In total, almost €150 million is being allocated for projects at planning and design stage. This will make it possible to make statutory orders and complete environmental impact statements for schemes, as well as advancing other schemes through various stages of planning. Planning and design work for major schemes on national secondary routes, including compensation payments for land for schemes which have obtained compulsory purchase order approvals, will benefit from a provision of €12.44 million.
The authority plans to spend €69 million this year on road pavement improvements. This work is intended to maintain the road network in good structural order, taking account of the higher axle loads permitted in recent years and to provide safe and comfortable driving conditions for road users. Expenditure will be targeted using road condition survey data and will have regard to the timetable for construction of new sections of road.
A sum of €43.2 million of the overall pavement provision will be allocated to a five year pavement restoration programme for national secondary roads launched by the authority last year. It is allocating over €9 million to local authorities for road safety measures this year. This will allow for accident reduction measures at 80 locations as well as 20 traffic calming schemes on the network. The authority will separately spend a further €5.6 million on road safety measures for which we are directly responsible. These concern our centralised signing and lining programme, intelligent transport system initiatives and our continued operation of the recently launched web based services which provide weather and road surface conditions information as an aid to road users in journey planning.

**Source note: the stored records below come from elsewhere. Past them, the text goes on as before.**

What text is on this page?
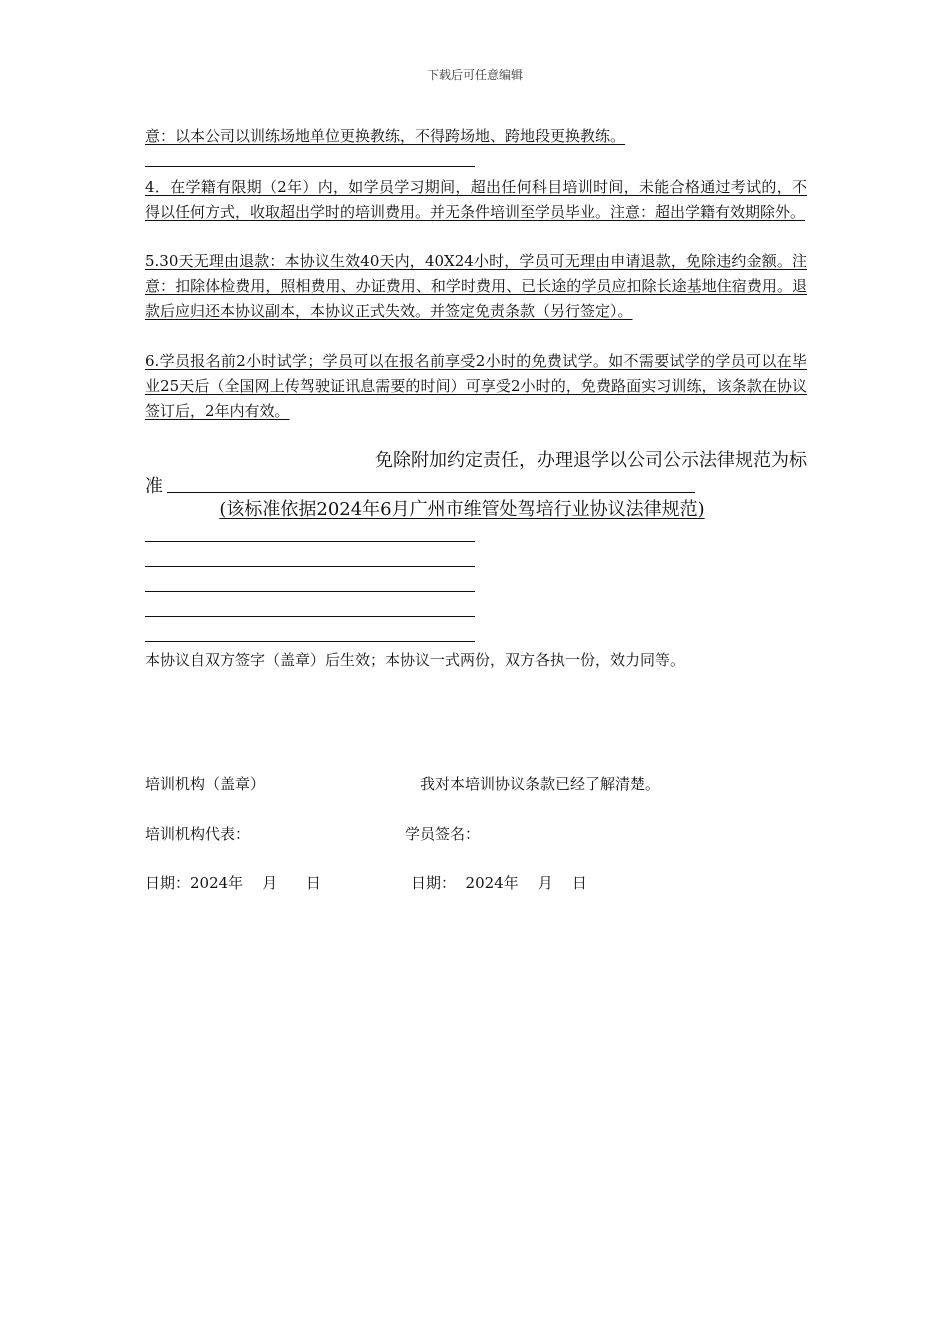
下载后可任意编辑
意：以本公司以训练场地单位更换教练，不得跨场地、跨地段更换教练。
4．在学籍有限期（2年）内，如学员学习期间，超出任何科目培训时间，未能合格通过考试的，不得以任何方式，收取超出学时的培训费用。并无条件培训至学员毕业。注意：超出学籍有效期除外。
5.30天无理由退款：本协议生效40天内，40X24小时，学员可无理由申请退款，免除违约金额。注意：扣除体检费用，照相费用、办证费用、和学时费用、已长途的学员应扣除长途基地住宿费用。退款后应归还本协议副本，本协议正式失效。并签定免责条款（另行签定）。
6.学员报名前2小时试学；学员可以在报名前享受2小时的免费试学。如不需要试学的学员可以在毕业25天后（全国网上传驾驶证讯息需要的时间）可享受2小时的，免费路面实习训练，该条款在协议签订后，2年内有效。
免除附加约定责任，办理退学以公司公示法律规范为标
准
(该标准依据2024年6月广州市维管处驾培行业协议法律规范)
本协议自双方签字（盖章）后生效；本协议一式两份，双方各执一份，效力同等。
培训机构（盖章）	我对本培训协议条款已经了解清楚。
培训机构代表：	学员签名：
日期：2024年    月      日	日期：  2024年    月    日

Further details concerning the status of the various schemes involved in the authority's programme are set out in the appendices I am circulating with this statement. I am especially pleased about the invitation extended to the Northern Ireland Roads Service to attend today's meeting. The authority and the Roads Service share many common objectives as regards the quality and safety of our respective road networks. We also have a good track record of co-operation on cross-Border road schemes of mutual interest. In this connection, we have recently commenced the statutory process for the Dundalk to Newry scheme and proposals are advancing to upgrade the N14-N15 from Lifford in County Donegal and the A5 to Strabane in Northern Ireland. We are also working together on two intelligent transport systems, ITS, projects, INSTANT and STREETWISE, which respectively look at traffic information for users of the M1 corridor and broader trans-European network-transport, TEN-T.
The authority's current programme includes a number of projects of cross-Border interest, such as planned bypasses of Carrickmacross, Castleblayney and Monaghan on the N2 Dublin to Derry Road. Last year, a strategic study was carried out on the development of an east-west route from Sligo to Dundalk as part of a commitment in the NDP to investigate potential new routes. The M1 Dublin-Belfast corridor has long been regarded as a key communications route and economic driver in the all-Ireland context. Under the NDP, the M1 is to be developed to motorway standard to north of Dundalk. Projects under construction such as the Drogheda bypass, Cloghran-Lissenhall and Lissenhall-Balbriggan, have a combined estimated cost in excess of €450 million. We anticipate that these three sections will be completed by mid-year. It will then be possible to travel on continuous motorway from Dublin to south of Dundalk, a distance of 72 kilometres. The journey should take less than 50 minutes, a practical example of the benefits we are working to achieve throughout the country in upgrading the network of national roads in line with the policy set out in the NDP.